Freed from rehearsed narratives, the artist’s archetypes are ripe for new interpretation. Like the rest of Young’s oeuvre, they are also the product of multiple visual registers. The Artist, is inspired by Alfred Drury’s statue of Sir Joshua Reynolds, permanently installed in the courtyard of the Royal Academy in London. Honouring Reynolds, one of the founding members of the RA, the statue portrays the artist at work. Standing in front of an invisible canvas, with a paintbrush raised in his left hand and a palette in his right one, Reynolds is presented as the archetypal artist. In her version Young deploys Reynold’s pose to conjure a portrait of a contemporary artist; one which is not quite as self-assured as the archetypal model, but speaks to the uncertainty of our present moment. Likewise, The Icon strips Dosso Dossi’s St. Sebastian of its religious prerogative. Retaining the serpentine pose, with its upward thrust Young’s portrait of an Icon is theatrical. The lavish ochre cape acts as a backdrop to the performance of self, while the graphic headgear with its intricate pattern nods to Christ’s woven crown of thorns. Secular and religious symbols come together in this portrait of an icon for the twenty-first century. 

 

Drury’s take on Reynolds, Dossi’s St. Sebastian are just two of Young’s re-purposed ‘art historical poses’ – as she defines them.

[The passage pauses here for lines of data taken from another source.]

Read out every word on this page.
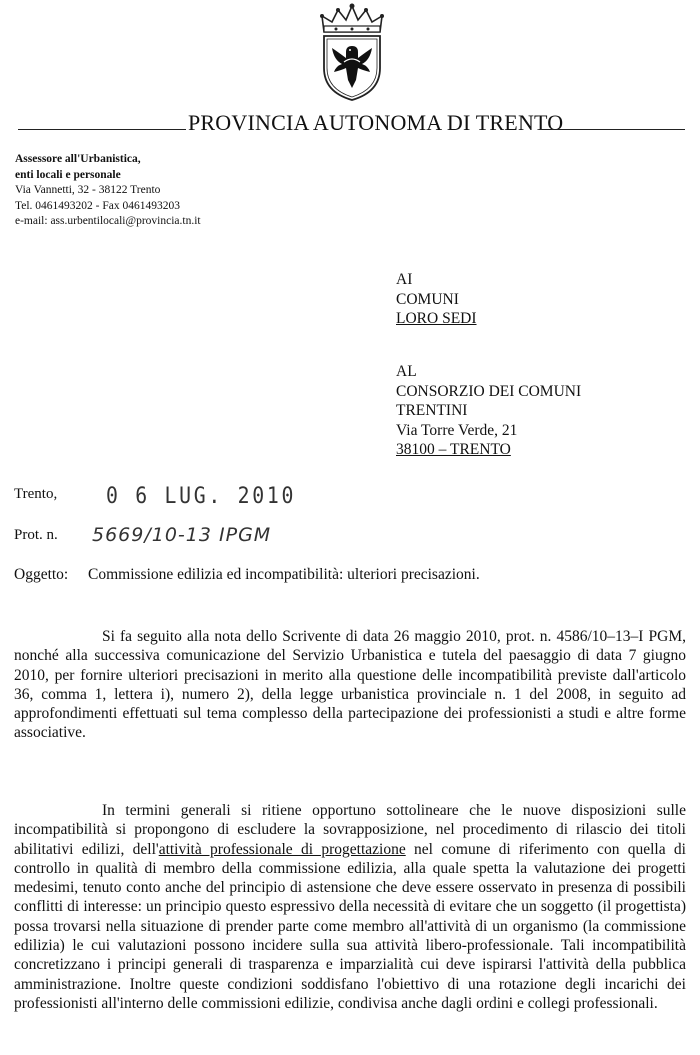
PROVINCIA AUTONOMA DI TRENTO
Assessore all'Urbanistica,
enti locali e personale
Via Vannetti, 32 - 38122 Trento
Tel. 0461493202 - Fax 0461493203
e-mail: ass.urbentilocali@provincia.tn.it
AI
COMUNI
LORO SEDI
AL
CONSORZIO DEI COMUNI
TRENTINI
Via Torre Verde, 21
38100 – TRENTO
Trento, 0 6 LUG. 2010
Prot. n. 5669/10-13 IPGM
Oggetto: Commissione edilizia ed incompatibilità: ulteriori precisazioni.

Si fa seguito alla nota dello Scrivente di data 26 maggio 2010, prot. n. 4586/10–13–I PGM, nonché alla successiva comunicazione del Servizio Urbanistica e tutela del paesaggio di data 7 giugno 2010, per fornire ulteriori precisazioni in merito alla questione delle incompatibilità previste dall'articolo 36, comma 1, lettera i), numero 2), della legge urbanistica provinciale n. 1 del 2008, in seguito ad approfondimenti effettuati sul tema complesso della partecipazione dei professionisti a studi e altre forme associative.

In termini generali si ritiene opportuno sottolineare che le nuove disposizioni sulle incompatibilità si propongono di escludere la sovrapposizione, nel procedimento di rilascio dei titoli abilitativi edilizi, dell'attività professionale di progettazione nel comune di riferimento con quella di controllo in qualità di membro della commissione edilizia, alla quale spetta la valutazione dei progetti medesimi, tenuto conto anche del principio di astensione che deve essere osservato in presenza di possibili conflitti di interesse: un principio questo espressivo della necessità di evitare che un soggetto (il progettista) possa trovarsi nella situazione di prender parte come membro all'attività di un organismo (la commissione edilizia) le cui valutazioni possono incidere sulla sua attività libero-professionale. Tali incompatibilità concretizzano i principi generali di trasparenza e imparzialità cui deve ispirarsi l'attività della pubblica amministrazione. Inoltre queste condizioni soddisfano l'obiettivo di una rotazione degli incarichi dei professionisti all'interno delle commissioni edilizie, condivisa anche dagli ordini e collegi professionali.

This appropriative strategy, allows the artist to strip existing masterpieces of their original meaning and reconfigure them as modern-day devotional works. Beware though, religion, is not part of Young’s preaching. Her aspiration is to put the brakes on rampant image consumption and “provide a pause, a moment of meditative contemplation.”[4] Redaction, is a powerful instrument in the achievement of this goal. And while Young acknowledges the brim of chaos, which enraptures us all, she also provides respite from it with her redacted figures. 

 

Dr Flavia Frigeri is an art historian, lecturer, and curator with the National Portrait Gallery. She is the author of several books on Contemporary art

 

 

 

 

[1] Paul Klee, Pedagogical Sketchbook, trans. Sibyl Moholy-Nagy. London: Faber, 1968. p. 16. 

[2] Slavoj Žižek, In Defense of Lost Causes, London: Verso Books, 2008. p. 457. 

[3] Pippa Young statement, February 2022.

[4] Pippa Young statement, February 2022.